Building the Cloud: Notes on Apache CloudStack (incubating)
Notes on work that's going on in the Apache CloudStack (incubating) project. Event announcements, progress reports, and more.
ApacheCon North America Wrap-Up
Last week I had the good fortune to attend (and speak at) ApacheCon North America. While the event is still fresh in my head, I wanted to jot down a few notes about the conference and talks I attended.
Despite attending roughly nine billion open source conferences (perhaps a slight exaggeration) over the last few years, this was my first ApacheCon. I had expected a slightly larger event, but it turns out the conference had somewhere in the neighborhood of 300 people, which made for a pretty cozy event.
For my money, events are interesting at 300 people to about 1,500 people. At 300 (give or take) you can interact with a sizable chunk of the attendees, and it usually feels pretty low-key. Events much larger than 1,500 people just seem overwhelming.
Luckily for me, my talk was on Tuesday right after lunch – and it was a talk I’d given a version of previously, so I was able to hone my slides before the talk rather than creating a whole new presentation for ApacheCon. The upshot was I had the opportunity to attend and enjoy quite a few talks.
As I’ve already covered Kirk Kosinski did a few talks on troubleshooting CloudStack. Those were really useful for folks who are using CloudStack currently, or will be soon. Kirk spends quite a lot of time in the “trenches,” and gets to see all sorts of fun and interesting issues.
I also enjoyed Chiradeep’s Software Defined Networking in Apache CloudStack, Patrick McGarry’s Powering CloudStack with Ceph RBD and Sebastien’s DevCloud: A CloudStack SandBox. Basically, most of the “Cloud Crowd” talks were pretty good.
Outside the cloud track, there are a few other talks I really enjoyed that I wanted to call out:
So, Daniel’s topic seemed a bit dry at first and I was not convinced by the session title. He won me over, though, when he admitted he had lost his slides and was making do with some slides he’d thrown together and the willingness to lead the session with a lot of audience participation. He drove the session well, and we had a lot of discussion – worth turning up for, and showed a lot of passion for driving the talk.

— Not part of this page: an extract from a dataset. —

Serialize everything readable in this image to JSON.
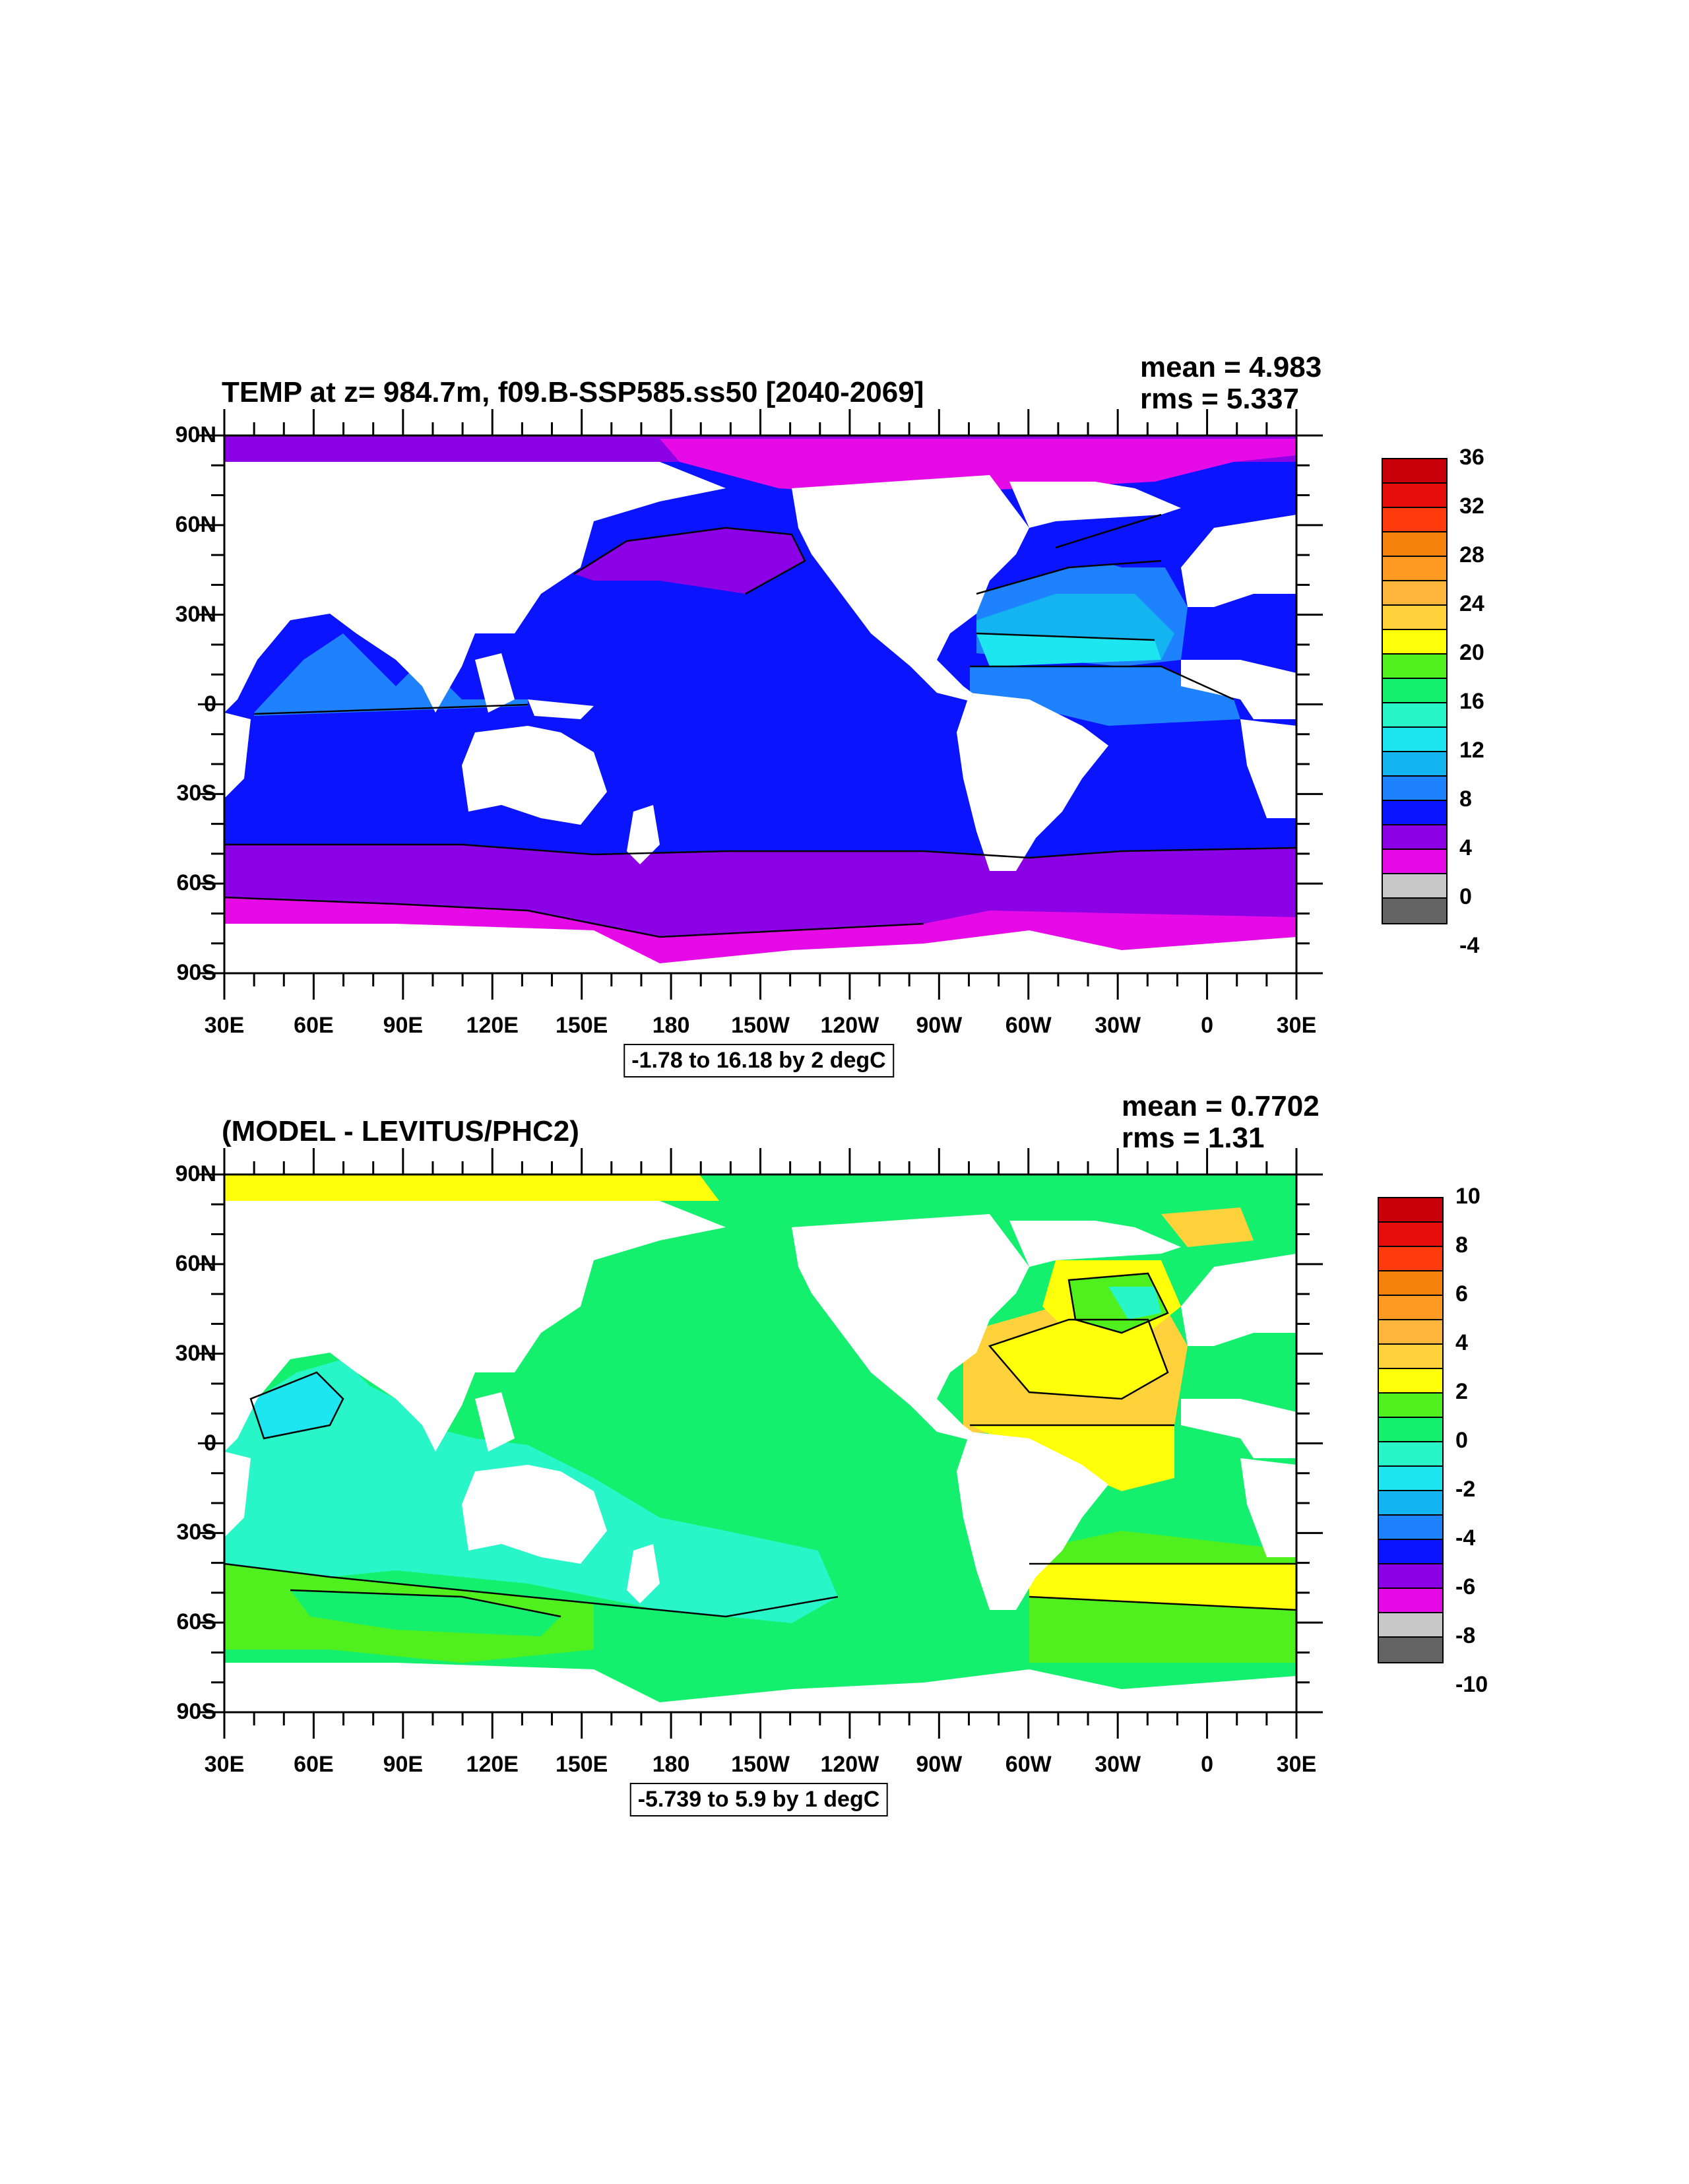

Nóirín’s talk was also non-technical, but so desperately needed. Not so much a revelatory topic as something that needs to be reinforced in communities that rely so heavily on text-based communication: emails don’t carry the same information that a face-to-face conversation does. Don’t assume that humor, for example, carries through in text. Realize that you’re talking to people who may not be native English speakers. Being overly terse may not work to your advantage – people may read negativity into your message that isn’t there. (People rarely “see” positivity that’s not there.)
I also really enjoyed Luke Kanies’ session Thursday morning. He was an excellent choice, though non-obvious since Puppet isn’t, you know, an Apache project. I’ll be writing that one up separately.
Of course, the most interesting part of any conference is the Hallway Track. I enjoyed getting to know folks from other Apache projects and spending more time with some of the Apache folks that I know a little but haven’t talked to at length.
One “complaint” I have is that the evening events were stand-and-mingle affairs with no seating. While this is better for quick chats and introductions, I really didn’t get to have any lengthy conversations there. A sit-down dinner for committers/etc. would be good in the future.
Another issue with ApacheCon – that will likely be addressed, as it was brought to the producer’s attention by a number of folks – was with the staggered schedule. Some talks broke at different times, which meant it was difficult to switch tracks if you wanted to see a talk outside your track. For example, my talk on Tuesday ran from 2:45 to 3:45. Two other tracks ran from 2:30 to 3:30. Unless the tracks are wildly different, it’s problematic for attendees because they effectively miss out on many talks simply because they start mid-way through another session.
I’m bummed that I missed the BarCamp day on Sunday and Monday sessions because ApacheCon overlapped with SCALE. (Not that I regret being at SCALE, though – it was, once again, excellent.)
Programming ApacheCon must be a bit difficult, given the diversity and number of projects under the Apache Software Foundation (ASF) umbrella. From the Apache HTTPD Server to Hadoop to Tomcat to CloudStack, it’s a really big tent these days. What’s interesting to Hadoop folks may or may not be interesting to Tomcat users/contributors or HTTPD users/contributors.
Effectively addressing an audience as large and broad as the ASF is difficult. ApacheCon NA managed to skim the surface pretty effectively, but many of the communities present could carry a conference on their own. (And some do.) For future events, I’d like to see a little more effort on cross-community cultivation and cooperation and maybe a little less project-specific focus.
Overall, though – enjoyed ACNA 2013 and am pleased that I attended.